System administrators and developers are challenged by understanding the elapsed time of heterogeneous and distributed programs in order to improve response time. Profilers are useful to identify hotspot code in an application, but they do not take the wait time into account. A task can block for a device, a local task using any inter-process communication or a task running on another computer. We present a technique using solely kernel tracing to recover the active path of a computation, crossing machines barrier. The technique uses scheduling, interrupt and network events, but does not require system call tracing nor user space instrumentation. Therefore, this technique works for any programming language, and includes interactions with kernel threads. We show the analysis result of actual use-cases, including shell scripts, RPC request, file server and web app.
The main audiences are system administrators and developers concerned by performance issues of distributed applications. In addition, kernel developers may be interested into the instrumentation required to perform this analysis efficiently. In general, it should benefit anybody interested to see how software design influence the relationship between tasks according to time, which is mainly hidden and that must be imagined otherwise.

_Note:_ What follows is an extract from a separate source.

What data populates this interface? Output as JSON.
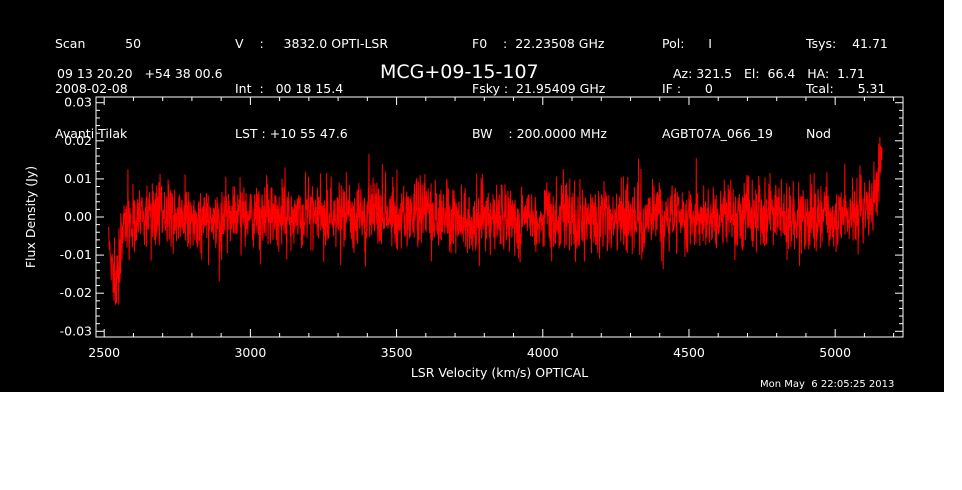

Francis Giraldeau is a Linux enthusiast since 15 years. He deployed large-scale and high-availability infrastructure based on open source software, and worked as software quality manager, which led him to contribute patches to many projects. He developed the support for Apache web server in the Augeas configuration file editing tool. Currently, his research focuses on the automatic analysis of operating system traces to understand the performance and the behavior of distributed applications.